Creo haber mencionado las consecuencias de narrar con las manos, de todas formas me gusta destacar cómo el azul se fija en la base de mi mano derecha dejando espacios vacíos que hacen que mi piel parezca atigrada, al renacer y limpiarlas noto que aquellas líneas que le dan movimiento a mis manos no son más que sus propias vetas.
Es un poco triste terminar un relato... más aun lo es sabiendo que mis competencias limitan la extensión de los mismos y siempre, hablo en serio, siempre resultan breves.
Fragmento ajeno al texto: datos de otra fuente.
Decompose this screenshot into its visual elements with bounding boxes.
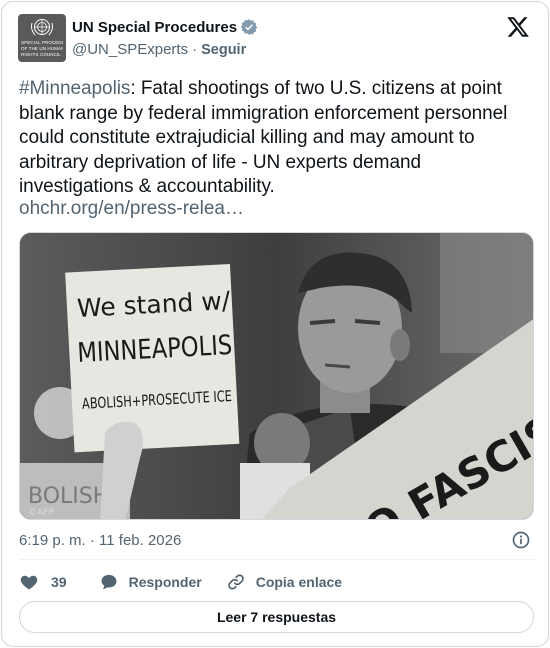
read-replies-button[interactable]: Leer 7 respuestas — [19, 601, 534, 633]
handle-separator: · — [192, 41, 198, 58]
handle[interactable]: @UN_SPExperts — [72, 41, 188, 58]
tweet-photo[interactable]: BOLISH We stand w/ MINNEAPOLIS ABOLISH+P… — [19, 232, 534, 520]
tweet-text: #Minneapolis: Fatal shootings of two U.S… — [19, 77, 519, 200]
copy-link-label: Copia enlace — [255, 574, 343, 590]
follow-button[interactable]: Seguir — [201, 42, 246, 58]
tweet-card: SPECIAL PROCEDURES OF THE UN HUMAN RIGHT… — [1, 1, 549, 647]
un-emblem-icon — [30, 19, 54, 36]
author-name-row: UN Special Procedures — [72, 18, 258, 36]
avatar-text-2: OF THE UN HUMAN — [21, 46, 63, 51]
copy-link-button[interactable]: Copia enlace — [226, 572, 342, 592]
speech-bubble-icon — [101, 574, 117, 590]
link-icon — [227, 574, 244, 590]
x-logo-icon[interactable] — [506, 15, 530, 39]
protest-photo: BOLISH We stand w/ MINNEAPOLIS ABOLISH+P… — [20, 233, 533, 519]
avatar-text-3: RIGHTS COUNCIL — [21, 52, 61, 57]
like-button[interactable]: 39 — [19, 572, 67, 592]
divider — [19, 559, 534, 560]
handle-row: @UN_SPExperts · Seguir — [72, 41, 246, 58]
timestamp[interactable]: 6:19 p. m. · 11 feb. 2026 — [19, 532, 181, 549]
external-link[interactable]: ohchr.org/en/press-relea… — [19, 198, 244, 220]
avatar[interactable]: SPECIAL PROCEDURES OF THE UN HUMAN RIGHT… — [18, 14, 66, 62]
like-count: 39 — [51, 574, 67, 590]
reply-button[interactable]: Responder — [99, 572, 202, 592]
display-name[interactable]: UN Special Procedures — [72, 19, 237, 36]
photo-credit: ©AFP — [28, 508, 54, 518]
avatar-text-1: SPECIAL PROCEDURES — [21, 40, 63, 45]
action-bar: 39 Responder Copia enlace — [19, 570, 342, 594]
info-icon[interactable] — [511, 530, 531, 550]
heart-icon — [20, 575, 38, 590]
verified-badge-icon — [240, 18, 258, 36]
bg-sign-text: BOLISH — [28, 484, 109, 509]
reply-label: Responder — [128, 574, 202, 590]
hashtag-link[interactable]: #Minneapolis — [19, 78, 130, 99]
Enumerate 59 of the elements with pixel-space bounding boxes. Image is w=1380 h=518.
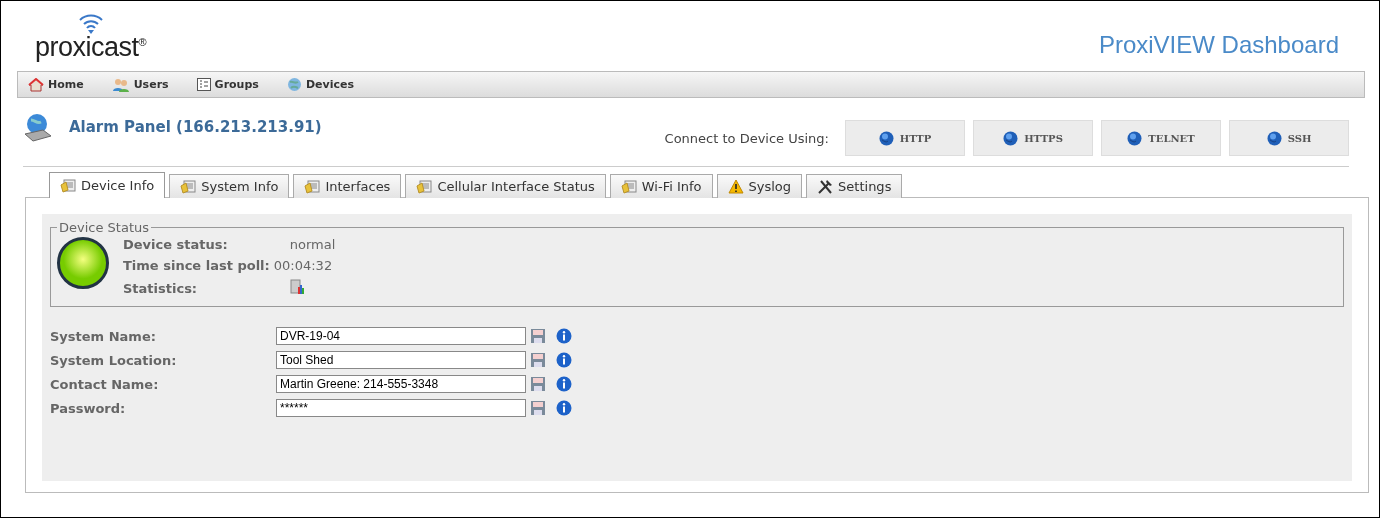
tab[interactable]: Settings xyxy=(806,174,903,198)
menu-item[interactable]: Home xyxy=(28,77,84,92)
document-icon xyxy=(304,179,321,194)
document-icon xyxy=(620,179,637,194)
logo: proxicast$^{®}$ xyxy=(35,34,147,61)
save-icon[interactable] xyxy=(530,400,546,416)
tab[interactable]: Device Info xyxy=(49,172,166,198)
field-label: Time since last poll: xyxy=(123,258,270,273)
tools-icon xyxy=(817,178,834,195)
group-title: Device Status xyxy=(58,220,151,235)
menu-item[interactable]: Devices xyxy=(286,77,354,92)
connect-button[interactable]: HTTPS xyxy=(973,120,1093,156)
menu-item[interactable]: Users xyxy=(111,77,169,92)
save-icon[interactable] xyxy=(530,328,546,344)
tab[interactable]: Syslog xyxy=(716,174,803,198)
connect-label: Connect to Device Using: xyxy=(664,130,829,146)
wifi-icon xyxy=(77,14,104,34)
users-icon xyxy=(111,77,130,92)
device-title: Alarm Panel (166.213.213.91) xyxy=(69,118,322,136)
house-icon xyxy=(28,77,44,92)
globe-icon xyxy=(1003,130,1019,146)
document-icon xyxy=(416,179,433,194)
field-label: Statistics: xyxy=(123,281,199,296)
field-label: Device status: xyxy=(123,237,229,252)
list-icon xyxy=(196,78,211,91)
input-field[interactable]: DVR-19-04 xyxy=(276,327,526,345)
field-label: Contact Name: xyxy=(50,376,160,392)
connect-button[interactable]: SSH xyxy=(1229,120,1349,156)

Es triste porque en el verso sueño, y de la prosa vengo y allí vivo, y la longitud es poco esperanzadora, mas trato de no afligirme en demasía porque sé que si está expreso vivirá entonces por siempre al menos en la memoria de mis pocos pero fieles lectores en potencia, y allí no moriré jamás ya que yo escribo y yo soy mis escritos.
En la angustia de los últimos párrafos llego a desesperar, la transición entre ser uno muerto y ser una viva mentira me llena de lágrimas la sien y casi no puedo respirar del sollozo que se amontona con el aire que intento exhalar, se me estanca la lengua entre los dientes y transpiro sal más que nunca, fuerzo los ojos para que no se duerman y me quedo tensa hasta el punto final, que está a quince fonemas de ocurrir.